In a healthy economy individuals purchase roughly 6-6.5 million used homes annually; this year we are on track to beat last years dismal record of 4.91 million units.
Adding fuel to the fire is a new report that states a large number of new home sales were cancelled at the last minute. This illustrates that buyers suddenly got cold feet and this is probably due to their expectation that that the economy is weakening. You don’t agree to buy a home and then suddenly cancel it at the last minute, unless something has really rattled you. The report estimates that at least 16% of home sales were cancelled just before closing last month; a surge of 400% over May’s readings.
Prior to the recession housing contributed roughly 19-21% to US economic growth, today it barely hits the 4% mark. If that is not telling enough, then consider this; it has been estimated that on a percentage basis the price drop since the beginning of the great recession is greater than what was experienced during the great depression. It took almost 2 decades for the housing market to recover after the great depression. Assuming that things are only half as bad now, that means it could take 10 years in total. If that’s the case than 2017-2018 is the earliest one can expect this sector to put in a meaningful bottom.
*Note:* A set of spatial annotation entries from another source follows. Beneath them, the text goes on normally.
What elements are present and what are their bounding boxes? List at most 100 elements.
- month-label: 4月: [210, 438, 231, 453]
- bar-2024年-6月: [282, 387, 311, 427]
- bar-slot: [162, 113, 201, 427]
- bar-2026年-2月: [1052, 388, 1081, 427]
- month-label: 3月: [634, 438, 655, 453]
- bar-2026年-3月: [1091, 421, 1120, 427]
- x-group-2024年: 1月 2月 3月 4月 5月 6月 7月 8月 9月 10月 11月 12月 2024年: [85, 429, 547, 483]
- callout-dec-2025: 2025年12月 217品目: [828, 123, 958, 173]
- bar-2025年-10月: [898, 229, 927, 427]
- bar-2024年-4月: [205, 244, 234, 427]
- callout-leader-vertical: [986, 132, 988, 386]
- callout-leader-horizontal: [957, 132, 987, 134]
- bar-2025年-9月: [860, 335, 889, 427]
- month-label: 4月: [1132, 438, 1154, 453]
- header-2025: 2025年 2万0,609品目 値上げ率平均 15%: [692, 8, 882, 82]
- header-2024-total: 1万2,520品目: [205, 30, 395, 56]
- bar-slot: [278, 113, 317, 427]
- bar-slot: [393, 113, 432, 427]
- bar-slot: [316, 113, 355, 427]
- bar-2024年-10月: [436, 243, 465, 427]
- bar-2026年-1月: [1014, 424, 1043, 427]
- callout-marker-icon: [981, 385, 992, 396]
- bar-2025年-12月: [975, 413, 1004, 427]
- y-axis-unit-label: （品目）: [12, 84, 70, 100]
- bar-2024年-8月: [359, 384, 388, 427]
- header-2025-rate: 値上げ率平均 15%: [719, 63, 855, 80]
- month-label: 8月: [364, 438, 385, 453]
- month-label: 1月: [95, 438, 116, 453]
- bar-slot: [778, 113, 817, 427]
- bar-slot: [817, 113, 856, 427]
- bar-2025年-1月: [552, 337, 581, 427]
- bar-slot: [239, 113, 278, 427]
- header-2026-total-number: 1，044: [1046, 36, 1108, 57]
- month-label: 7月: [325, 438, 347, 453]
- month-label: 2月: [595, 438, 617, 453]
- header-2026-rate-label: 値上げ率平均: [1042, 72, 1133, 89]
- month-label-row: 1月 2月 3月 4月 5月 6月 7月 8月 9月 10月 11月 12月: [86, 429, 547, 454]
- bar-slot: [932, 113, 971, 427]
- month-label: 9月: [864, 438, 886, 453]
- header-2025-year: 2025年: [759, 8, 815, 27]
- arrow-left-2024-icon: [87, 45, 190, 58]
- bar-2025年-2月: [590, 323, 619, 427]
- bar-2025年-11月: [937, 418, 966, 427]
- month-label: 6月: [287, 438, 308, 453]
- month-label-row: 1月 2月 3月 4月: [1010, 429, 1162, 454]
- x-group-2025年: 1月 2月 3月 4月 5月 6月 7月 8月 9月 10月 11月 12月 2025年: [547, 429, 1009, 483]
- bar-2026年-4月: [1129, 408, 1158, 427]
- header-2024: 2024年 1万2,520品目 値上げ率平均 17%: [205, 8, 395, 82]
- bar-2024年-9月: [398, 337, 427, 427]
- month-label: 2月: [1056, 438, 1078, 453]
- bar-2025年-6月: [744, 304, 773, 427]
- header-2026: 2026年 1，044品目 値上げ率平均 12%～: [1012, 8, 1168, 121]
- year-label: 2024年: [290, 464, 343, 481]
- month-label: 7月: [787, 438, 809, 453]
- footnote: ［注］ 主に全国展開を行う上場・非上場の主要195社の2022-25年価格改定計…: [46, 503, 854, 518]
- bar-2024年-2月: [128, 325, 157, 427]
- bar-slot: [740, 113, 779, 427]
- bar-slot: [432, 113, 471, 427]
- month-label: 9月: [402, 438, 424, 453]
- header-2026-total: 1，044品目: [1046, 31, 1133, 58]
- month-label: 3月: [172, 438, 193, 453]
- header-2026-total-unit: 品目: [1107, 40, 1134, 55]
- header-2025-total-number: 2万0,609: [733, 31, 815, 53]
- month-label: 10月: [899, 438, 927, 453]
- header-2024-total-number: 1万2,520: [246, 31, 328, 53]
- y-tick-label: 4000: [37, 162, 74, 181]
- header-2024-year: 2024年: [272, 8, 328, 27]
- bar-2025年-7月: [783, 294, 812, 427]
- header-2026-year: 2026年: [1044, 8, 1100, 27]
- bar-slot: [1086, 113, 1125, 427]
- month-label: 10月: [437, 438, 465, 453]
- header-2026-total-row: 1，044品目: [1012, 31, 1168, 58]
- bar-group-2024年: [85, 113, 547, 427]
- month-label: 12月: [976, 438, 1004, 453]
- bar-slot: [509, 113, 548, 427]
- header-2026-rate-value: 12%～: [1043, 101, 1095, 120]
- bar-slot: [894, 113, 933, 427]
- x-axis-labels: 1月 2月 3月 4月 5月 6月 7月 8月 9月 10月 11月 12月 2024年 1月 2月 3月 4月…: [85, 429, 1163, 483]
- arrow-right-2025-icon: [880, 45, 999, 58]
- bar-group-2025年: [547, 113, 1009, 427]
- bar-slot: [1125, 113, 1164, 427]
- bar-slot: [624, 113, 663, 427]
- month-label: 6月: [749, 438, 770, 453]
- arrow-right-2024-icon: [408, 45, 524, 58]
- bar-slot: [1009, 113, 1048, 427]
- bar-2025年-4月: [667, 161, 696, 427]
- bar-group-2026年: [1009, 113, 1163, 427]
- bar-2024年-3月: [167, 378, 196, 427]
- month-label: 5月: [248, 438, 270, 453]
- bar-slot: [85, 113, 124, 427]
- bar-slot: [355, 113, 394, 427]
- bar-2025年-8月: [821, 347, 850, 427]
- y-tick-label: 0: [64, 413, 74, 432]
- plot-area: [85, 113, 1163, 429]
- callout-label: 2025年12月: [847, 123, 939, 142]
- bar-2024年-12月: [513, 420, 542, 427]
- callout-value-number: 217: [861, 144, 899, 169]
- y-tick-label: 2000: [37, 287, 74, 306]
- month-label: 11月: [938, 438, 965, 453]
Year over year US home prices have dropped 5%, the largest drop since 2009, according to the FHA. Foreclosures continue to boost the supply of properties on the market, which in turn adversely impacts the price a property commands. June also experienced a 4.3% (year over year) drop. According to Lender Processing Services Inc. based in Florida, 6.5 million U.S. homes were late on payments or in some form of foreclosure for the month of June. And as we all know by now, the main driver behind this surge in foreclosures is the unemployment rate which sadly shows no signs of improving.
The mortgage banker’s association latest weekly survey reveals that mortgage purchase applications have dropped to a 15 year low illustrating that the housing sector is still in the dumps.
The great American dream has now become the never ending American nightmare. Despite what anyone might state over the next few years, owning a home is not a good idea. The unemployment rate has to level off and the excess inventory of both new and used homes needs to drop considerably before there is any hope of a long term bottom taking hold.
For the past 4 years we have constantly stated that traders should stay out of the real estate market even when so called experts made claims to the contrary. Even the so called great Paulson got it wrong when he started to claim it was time to buy not only 1 but several homes not too long ago. Now he has changed his tune again. We did however make the claim that owning farmland was a great investment when prices were depressed (2006 to early 2009) but this is no longer the case.
Real estate will make for a great investment one day; however that day is not yet here. In the meantime the wisest thing is to stay away from this sector, unless you stumble upon a screaming buy.
"Too much sanity may be madness and the maddest of all, to see life as it is and not as it should be."